Trash 80’s
Como se todo sábado fosse carnaval

Em meus 26 anos, nunca imaginei que iria conhecer, viver e participar de uma folia como a Trash 80’s. E pensar que antes de conhecê-la, eu já havia freqüentado uma festa no Hotel Cambridge em uma sexta feira e logo pensei – “Nossa, este lugar é mágico. Quero voltar mais vezes”. A decoração era praticamente a mesma, ou seja, muito carpete e sofá vermelho e pouca iluminação em um local onde a decadência dava lugar para a luxúria. Só tinha uma grande diferença nesta festa, no canto da pista onde estava improvisada uma cabine de som, não tocava hit’s dos anos 80 e sim muito samba rock remixado na voz de Tim Maia e Jorge Ben Jor. Quem comandava o som não era a dupla de DJs, Tonyy e Eneas e sim uma mulher. A pista era pequena e para pedir uma bebida a pessoa tinha que “invadir” a cozinha do hotel. Após este dia, passei a procurar locais em São Paulo onde eu pudesse curtir somente músicas dos anos 80 e acabei encontrando a Autobahn, festa que ocorria todo segundo sábado de cada mês e que tocava clássicos como New Order, Depeche Mode, Pet Shop Boys, Erasure……
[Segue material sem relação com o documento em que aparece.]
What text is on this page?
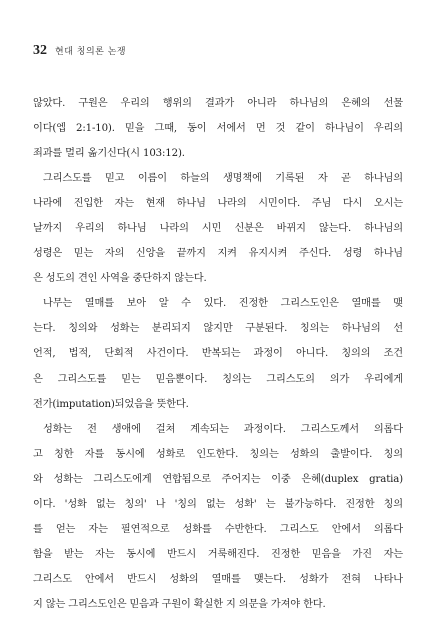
32 현대 칭의론 논쟁
않았다. 구원은 우리의 행위의 결과가 아니라 하나님의 은혜의 선물
이다(엡 2:1-10). 믿을 그때, 동이 서에서 먼 것 같이 하나님이 우리의
죄과를 멀리 옮기신다(시 103:12).
그리스도를 믿고 이름이 하늘의 생명책에 기록된 자 곧 하나님의
나라에 진입한 자는 현재 하나님 나라의 시민이다. 주님 다시 오시는
날까지 우리의 하나님 나라의 시민 신분은 바뀌지 않는다. 하나님의
성령은 믿는 자의 신앙을 끝까지 지켜 유지시켜 주신다. 성령 하나님
은 성도의 견인 사역을 중단하지 않는다.
나무는 열매를 보아 알 수 있다. 진정한 그리스도인은 열매를 맺
는다. 칭의와 성화는 분리되지 않지만 구분된다. 칭의는 하나님의 선
언적, 법적, 단회적 사건이다. 반복되는 과정이 아니다. 칭의의 조건
은 그리스도를 믿는 믿음뿐이다. 칭의는 그리스도의 의가 우리에게
전가(imputation)되었음을 뜻한다.
성화는 전 생애에 걸쳐 계속되는 과정이다. 그리스도께서 의롭다
고 칭한 자를 동시에 성화로 인도한다. 칭의는 성화의 출발이다. 칭의
와 성화는 그리스도에게 연합됨으로 주어지는 이중 은혜(duplex gratia)
이다. '성화 없는 칭의' 나 '칭의 없는 성화' 는 불가능하다. 진정한 칭의
를 얻는 자는 필연적으로 성화를 수반한다. 그리스도 안에서 의롭다
함을 받는 자는 동시에 반드시 거룩해진다. 진정한 믿음을 가진 자는
그리스도 안에서 반드시 성화의 열매를 맺는다. 성화가 전혀 나타나
지 않는 그리스도인은 믿음과 구원이 확실한 지 의문을 가져야 한다.
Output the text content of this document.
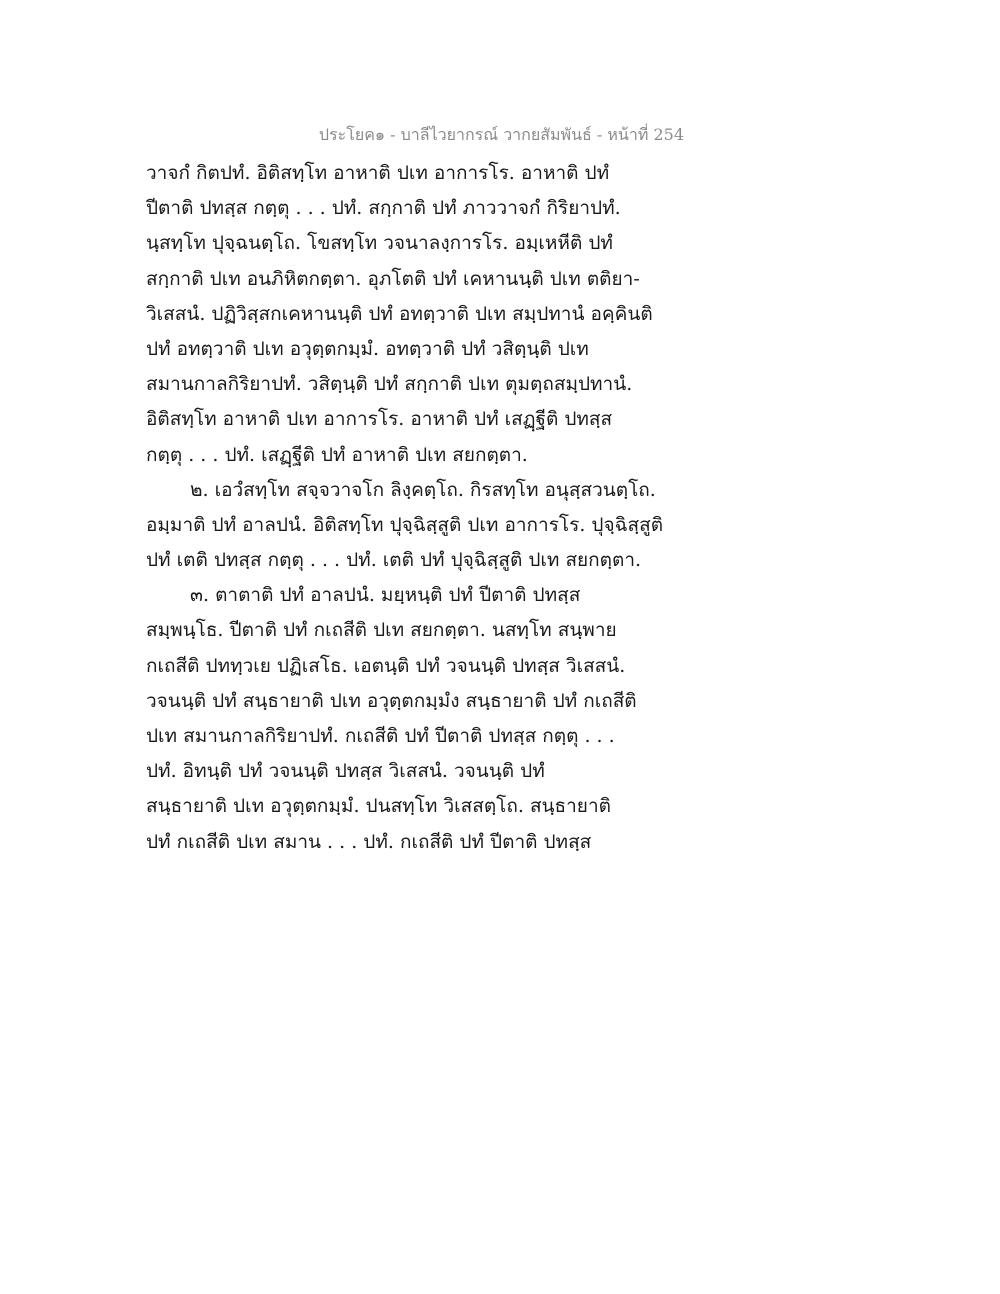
ประโยค๑ - บาลีไวยากรณ์ วากยสัมพันธ์ - หน้าที่ 254
วาจกํ กิตปทํ. อิติสทฺโท อาหาติ ปเท อาการโร. อาหาติ ปทํ
ปีตาติ ปทสฺส กตฺตุ . . . ปทํ. สกฺกาติ ปทํ ภาววาจกํ กิริยาปทํ.
นฺสทฺโท ปุจฺฉนตฺโถ. โขสทฺโท วจนาลงฺการโร. อมฺเหหีติ ปทํ
สกฺกาติ ปเท อนภิหิตกตฺตา. อุภโตติ ปทํ เคหานนฺติ ปเท ตติยา-
วิเสสนํ. ปฏิวิสฺสกเคหานนฺติ ปทํ อทตฺวาติ ปเท สมฺปทานํ อคฺคินติ
ปทํ อทตฺวาติ ปเท อวุตฺตกมฺมํ. อทตฺวาติ ปทํ วสิตฺนฺติ ปเท
สมานกาลกิริยาปทํ. วสิตฺนฺติ ปทํ สกฺกาติ ปเท ตุมตฺถสมฺปทานํ.
อิติสทฺโท อาหาติ ปเท อาการโร. อาหาติ ปทํ เสฏฺฐีติ ปทสฺส
กตฺตุ . . . ปทํ. เสฏฺฐีติ ปทํ อาหาติ ปเท สยกตฺตา.
๒. เอวํสทฺโท สจฺจวาจโก ลิงฺคตฺโถ. กิรสทฺโท อนุสฺสวนตฺโถ.
อมฺมาติ ปทํ อาลปนํ. อิติสทฺโท ปุจฺฉิสฺสูติ ปเท อาการโร. ปุจฺฉิสฺสูติ
ปทํ เตติ ปทสฺส กตฺตุ . . . ปทํ. เตติ ปทํ ปุจฺฉิสฺสูติ ปเท สยกตฺตา.
๓. ตาตาติ ปทํ อาลปนํ. มยฺหนฺติ ปทํ ปีตาติ ปทสฺส
สมฺพนฺโธ. ปีตาติ ปทํ กเถสีติ ปเท สยกตฺตา. นสทฺโท สนฺพาย
กเถสีติ ปททฺวเย ปฏิเสโธ. เอตนฺติ ปทํ วจนนฺติ ปทสฺส วิเสสนํ.
วจนนฺติ ปทํ สนฺธายาติ ปเท อวุตฺตกมฺมํง สนฺธายาติ ปทํ กเถสีติ
ปเท สมานกาลกิริยาปทํ. กเถสีติ ปทํ ปีตาติ ปทสฺส กตฺตุ . . .
ปทํ. อิทนฺติ ปทํ วจนนฺติ ปทสฺส วิเสสนํ. วจนนฺติ ปทํ
สนฺธายาติ ปเท อวุตฺตกมฺมํ. ปนสทฺโท วิเสสตฺโถ. สนฺธายาติ
ปทํ กเถสีติ ปเท สมาน . . . ปทํ. กเถสีติ ปทํ ปีตาติ ปทสฺส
Se divertir somente uma vez por mês não era o suficiente; precisava de mais. E foi numa busca na internet, com a frase “festa anos 80″ que meu comparsa Bernard acabou encontrando o blog do DJ Tonyy e deixou o release da festa Autobahn nos comentários do mesmo. Tonyy enviou um e-mail de resposta dizendo – “Vc é muito cara de pau hêin!!! Vem divulgar uma outra festa no meu blog sabendo que eu sou um dos criadores da Trash 80’s”. Apesar de dar uma resposta bem malcriada ao e-mail do Tonyy, acabei entrando na lista de discussão da Trash, não participava, ficava apenas de ‘’voyeur’’ até criar coragem e dar as caras na festa. Estava me programando para aparecer no dia 14/09 (Fiesta Cucaracha), mas a minha estréia na Trash foi na semana seguinte no Especial Autobahn (21/09).

Foi amor a primeira vista, reencontrar o Hotel Cambridge com todo aquele ambiente contagiante e escutando músicas que eu não ouvia desde a minha infância e adolescência,não tem explicação. Larinha foi a primeira trasher que eu conheci pessoalmente. E o mais engraçado foi chegar nela e dizer: “Você que é a Dri Spaca que xinga todo mundo na lista ?”, e ela responde: “Não, a Dri é aquela alí”, apontando para uma garota de maria-chiquinha que dançava loucamente ao som de Ronaldo Resedá em frente a porta que separava a pista do hall do hotel. Mal podia imaginar que futuramente ela seria a minha mulher e mãe do meu filho que estar por vir.

Dançar até se acabar com as músicas dos meus ídolos Sidney Magal, Trio Los Angeles e Metrô foi algo muito especial. Escutar Sônia do Léo Jaime, Tremendo e Festa do amor da Patrícia Max, foi uma emoção que só pode ser explicada por quem viveu a época.
Neste dia pude encontrar o que tanto procurava em uma festa. Diversão em clima de carnaval. A Trash se resume a isso, muita gente de bem com a vida onde o importante é extravazar toda a alegria sem medo de ser feliz, ou seja, um grande baile de carnaval que não tem hora para acabar.

Minha vida é dividida entre o “antes-Trash” e o “pós-Trash”. E posso afirmar que muita coisa mudou para melhor, sou muito mais feliz depois de conhecer a festa e as pessoas que nela frequentam e que acabaram de uma forma ou outra fazendo parte da minha história.

E como já dizia Ronaldo Resedá: “A FESTA NUNCA VAI ACABAR !!!”.